This needlepoint I'm working on came in the form of a kit containing yarn and a printed canvas. It's possible to do needlepoint without a printed canvas by working from a chart. It would be considered counted needlepoint and I've done some pillows this way. I've also done a pillow working from a photograph of a pillow without the chart. The resolution was just good enough for me to see the distinct stitches.
Another alternative is hand painted canvas and they are expensive--needless to say. I've never worked from a hand painted canvas but I imagine they are very accurate. Accuracy is sometimes lost in printed canvas and I suspect it's especially true of a large canvas like the one I'm working. The printing process needs to lay down the correct color at the intersection of two canvas threads and if the registration is off at all or if the canvas slips, or whatever else I know not, the color can end up straddling a space instead of covering an intersection.

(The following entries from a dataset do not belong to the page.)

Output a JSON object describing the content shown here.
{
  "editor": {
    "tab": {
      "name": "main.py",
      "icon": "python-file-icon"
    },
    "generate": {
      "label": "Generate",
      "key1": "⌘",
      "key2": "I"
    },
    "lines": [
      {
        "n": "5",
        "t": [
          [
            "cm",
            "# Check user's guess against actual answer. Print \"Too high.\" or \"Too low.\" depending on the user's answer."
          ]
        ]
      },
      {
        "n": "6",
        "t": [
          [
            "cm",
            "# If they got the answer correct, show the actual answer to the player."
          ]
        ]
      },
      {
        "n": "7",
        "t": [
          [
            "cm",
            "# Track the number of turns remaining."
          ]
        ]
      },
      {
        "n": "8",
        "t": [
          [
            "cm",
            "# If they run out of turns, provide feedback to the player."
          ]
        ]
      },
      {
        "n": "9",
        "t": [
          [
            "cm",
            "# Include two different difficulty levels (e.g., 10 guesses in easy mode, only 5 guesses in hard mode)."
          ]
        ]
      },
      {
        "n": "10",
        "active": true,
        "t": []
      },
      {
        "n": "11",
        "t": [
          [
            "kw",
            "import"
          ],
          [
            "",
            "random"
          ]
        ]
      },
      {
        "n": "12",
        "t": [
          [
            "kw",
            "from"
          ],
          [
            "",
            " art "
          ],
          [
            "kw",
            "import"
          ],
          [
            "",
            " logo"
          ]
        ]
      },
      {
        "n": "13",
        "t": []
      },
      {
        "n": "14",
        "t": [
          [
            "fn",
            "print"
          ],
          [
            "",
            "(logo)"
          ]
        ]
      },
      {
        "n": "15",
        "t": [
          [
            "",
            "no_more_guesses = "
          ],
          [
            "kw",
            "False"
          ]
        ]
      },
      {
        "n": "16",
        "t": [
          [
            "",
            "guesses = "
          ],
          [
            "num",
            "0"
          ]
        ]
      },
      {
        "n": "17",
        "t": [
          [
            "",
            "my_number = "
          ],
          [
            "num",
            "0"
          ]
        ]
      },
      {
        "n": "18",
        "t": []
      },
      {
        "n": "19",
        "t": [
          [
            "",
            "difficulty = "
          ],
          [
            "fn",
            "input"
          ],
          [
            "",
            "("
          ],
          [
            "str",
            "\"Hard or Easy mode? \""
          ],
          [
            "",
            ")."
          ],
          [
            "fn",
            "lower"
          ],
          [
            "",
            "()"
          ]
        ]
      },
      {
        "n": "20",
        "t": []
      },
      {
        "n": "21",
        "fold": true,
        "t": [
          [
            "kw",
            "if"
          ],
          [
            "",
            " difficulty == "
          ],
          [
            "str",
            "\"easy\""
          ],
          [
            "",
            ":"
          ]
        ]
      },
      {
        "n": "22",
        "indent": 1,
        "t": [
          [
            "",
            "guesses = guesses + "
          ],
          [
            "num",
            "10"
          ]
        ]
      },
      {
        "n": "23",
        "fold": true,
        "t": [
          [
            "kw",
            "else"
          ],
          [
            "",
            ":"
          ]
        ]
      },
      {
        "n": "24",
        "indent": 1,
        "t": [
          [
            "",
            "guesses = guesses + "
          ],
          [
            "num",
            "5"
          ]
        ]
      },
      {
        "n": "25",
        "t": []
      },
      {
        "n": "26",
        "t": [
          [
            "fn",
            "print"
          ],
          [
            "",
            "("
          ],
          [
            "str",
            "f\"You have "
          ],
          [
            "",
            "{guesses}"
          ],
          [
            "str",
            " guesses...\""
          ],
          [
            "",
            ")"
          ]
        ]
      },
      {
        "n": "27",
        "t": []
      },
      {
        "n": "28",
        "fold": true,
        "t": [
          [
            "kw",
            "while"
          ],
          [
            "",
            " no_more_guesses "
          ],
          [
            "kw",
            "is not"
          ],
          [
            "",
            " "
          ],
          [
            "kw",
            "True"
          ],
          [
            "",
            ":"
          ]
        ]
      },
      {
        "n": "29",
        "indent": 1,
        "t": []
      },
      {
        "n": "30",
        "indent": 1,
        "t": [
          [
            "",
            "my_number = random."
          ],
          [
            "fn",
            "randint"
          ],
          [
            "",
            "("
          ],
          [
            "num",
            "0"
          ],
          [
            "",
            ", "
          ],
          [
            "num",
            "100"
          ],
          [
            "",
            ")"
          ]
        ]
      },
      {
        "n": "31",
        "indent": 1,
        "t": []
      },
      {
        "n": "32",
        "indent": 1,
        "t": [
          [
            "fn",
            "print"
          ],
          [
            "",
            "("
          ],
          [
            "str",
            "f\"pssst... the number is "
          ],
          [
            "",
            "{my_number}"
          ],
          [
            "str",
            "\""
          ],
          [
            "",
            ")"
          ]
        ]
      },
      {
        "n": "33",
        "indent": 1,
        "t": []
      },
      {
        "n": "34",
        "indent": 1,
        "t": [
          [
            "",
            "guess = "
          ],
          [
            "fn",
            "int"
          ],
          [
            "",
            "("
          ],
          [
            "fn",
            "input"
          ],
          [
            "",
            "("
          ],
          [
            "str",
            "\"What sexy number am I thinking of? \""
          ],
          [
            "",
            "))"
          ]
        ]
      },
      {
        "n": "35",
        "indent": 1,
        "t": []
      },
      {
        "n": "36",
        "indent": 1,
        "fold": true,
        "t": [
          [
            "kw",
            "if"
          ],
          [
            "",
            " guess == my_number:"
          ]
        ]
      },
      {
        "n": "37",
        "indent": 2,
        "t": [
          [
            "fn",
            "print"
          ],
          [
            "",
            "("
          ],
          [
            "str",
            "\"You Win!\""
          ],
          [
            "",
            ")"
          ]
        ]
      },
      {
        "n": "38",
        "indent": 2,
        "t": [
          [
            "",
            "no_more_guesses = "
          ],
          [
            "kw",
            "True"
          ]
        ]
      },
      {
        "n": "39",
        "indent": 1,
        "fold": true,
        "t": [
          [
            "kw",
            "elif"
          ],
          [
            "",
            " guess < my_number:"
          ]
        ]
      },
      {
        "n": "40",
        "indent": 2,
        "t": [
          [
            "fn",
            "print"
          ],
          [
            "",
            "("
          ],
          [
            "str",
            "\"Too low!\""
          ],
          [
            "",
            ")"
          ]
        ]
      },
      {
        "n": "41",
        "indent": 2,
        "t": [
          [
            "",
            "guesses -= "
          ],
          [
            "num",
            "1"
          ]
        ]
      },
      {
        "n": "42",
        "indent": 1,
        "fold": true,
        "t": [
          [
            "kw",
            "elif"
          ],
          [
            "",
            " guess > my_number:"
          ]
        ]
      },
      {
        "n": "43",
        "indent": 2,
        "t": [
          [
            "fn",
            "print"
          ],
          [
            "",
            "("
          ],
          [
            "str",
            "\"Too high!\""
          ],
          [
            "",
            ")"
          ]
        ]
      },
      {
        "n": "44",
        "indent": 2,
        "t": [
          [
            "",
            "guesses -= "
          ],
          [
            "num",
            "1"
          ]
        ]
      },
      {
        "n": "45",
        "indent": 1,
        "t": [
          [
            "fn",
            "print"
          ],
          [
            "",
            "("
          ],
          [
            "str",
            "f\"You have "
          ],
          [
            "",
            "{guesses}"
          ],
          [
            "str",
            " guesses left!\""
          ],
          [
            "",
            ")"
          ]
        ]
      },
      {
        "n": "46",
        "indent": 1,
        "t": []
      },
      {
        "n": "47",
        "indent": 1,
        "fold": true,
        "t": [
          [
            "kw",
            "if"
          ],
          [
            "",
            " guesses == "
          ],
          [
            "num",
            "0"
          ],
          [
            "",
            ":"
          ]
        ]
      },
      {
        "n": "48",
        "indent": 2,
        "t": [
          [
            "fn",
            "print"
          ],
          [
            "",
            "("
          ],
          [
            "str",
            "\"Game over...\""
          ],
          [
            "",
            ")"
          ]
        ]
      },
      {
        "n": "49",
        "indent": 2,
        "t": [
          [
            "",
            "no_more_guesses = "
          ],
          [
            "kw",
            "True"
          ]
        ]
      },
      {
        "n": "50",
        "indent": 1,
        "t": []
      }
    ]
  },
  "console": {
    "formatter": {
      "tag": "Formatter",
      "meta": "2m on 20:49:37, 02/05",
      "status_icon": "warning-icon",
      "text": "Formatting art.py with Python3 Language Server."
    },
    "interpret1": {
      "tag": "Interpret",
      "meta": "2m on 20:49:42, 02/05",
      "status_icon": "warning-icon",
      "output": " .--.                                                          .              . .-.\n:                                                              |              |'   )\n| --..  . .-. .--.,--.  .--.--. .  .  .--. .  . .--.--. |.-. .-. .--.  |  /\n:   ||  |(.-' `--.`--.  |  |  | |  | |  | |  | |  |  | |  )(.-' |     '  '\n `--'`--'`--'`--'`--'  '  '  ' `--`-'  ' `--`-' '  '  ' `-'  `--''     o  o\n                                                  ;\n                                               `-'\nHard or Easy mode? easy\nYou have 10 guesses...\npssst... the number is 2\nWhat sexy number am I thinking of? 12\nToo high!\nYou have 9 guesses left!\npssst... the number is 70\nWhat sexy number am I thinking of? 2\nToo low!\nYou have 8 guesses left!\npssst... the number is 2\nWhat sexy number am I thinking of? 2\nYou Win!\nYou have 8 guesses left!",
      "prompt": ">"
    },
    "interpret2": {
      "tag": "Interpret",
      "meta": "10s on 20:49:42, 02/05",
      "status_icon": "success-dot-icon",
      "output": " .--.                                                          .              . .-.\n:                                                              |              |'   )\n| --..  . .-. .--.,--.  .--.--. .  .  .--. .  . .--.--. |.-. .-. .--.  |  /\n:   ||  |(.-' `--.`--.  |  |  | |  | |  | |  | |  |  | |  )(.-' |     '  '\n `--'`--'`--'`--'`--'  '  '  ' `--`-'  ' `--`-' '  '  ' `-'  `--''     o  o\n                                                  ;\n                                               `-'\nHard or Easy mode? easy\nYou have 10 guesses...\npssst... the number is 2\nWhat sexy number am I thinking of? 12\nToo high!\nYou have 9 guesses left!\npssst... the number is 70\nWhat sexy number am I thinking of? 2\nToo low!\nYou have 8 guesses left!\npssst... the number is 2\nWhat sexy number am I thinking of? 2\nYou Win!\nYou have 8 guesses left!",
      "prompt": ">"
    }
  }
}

When I come across this in the canvas I simply decide--by looking at the overall pattern and neighboring areas--whether to move the color up or down, and always within the same area, move the colors consistently in one direction.
This picture shows colors out of alignment. The canvas intersections are half yellow and half another color. I have to decide whether to move the colors up or down:
If the printing went askew at the borders, the line between the design and the border could be jeopardized, ending up jarred--broken between two different rows and this will 1) be very obvious and 2) look like a mistake. This picture shows how the bottom edge of the pattern goes astray:
Looking at the right arrow shows that the last row of the wide border comes up to the green border. If we keep the bottom of the design on the same row--which we must if we want to avoid something that looks like a mistake--then by the time we get to the left arrow, we see the printing alignment gradually going off and eventually the top of the green border is a whole row lower than it was on the right.
This happened at the top of the canvas as well. I am having to make adjustments by dropping the last line of the design as it floats away from the current line (see bottom circle below). It will become part of the green border.
Since there is a solid double line above the wide border as well (top circle below), I've had to improvise here as well. If you follow the two red arrows at the top, going from the right to the left you can see that the line would be broken if I kept to the misaligned printing, and since I don't want that I'm dropping a line above the border and adding one below it. I'm making up the pattern for this row as I go along, pointed to by the blue arrow, ignoring what's printed and basing it on what the design is doing. (According to the canvas this would be the bottom row of the double line, but I've had to keep the double line higher to avoid it skipping down a row.) The wide border pattern is quite abstract so it's pretty hard to go astray, just about anything works.
By the way. . . I'm at the bottom!!! Can't believe it. Will be done soon. But I have to order some yarn and will have to wait for it to arrive before I can really finish it.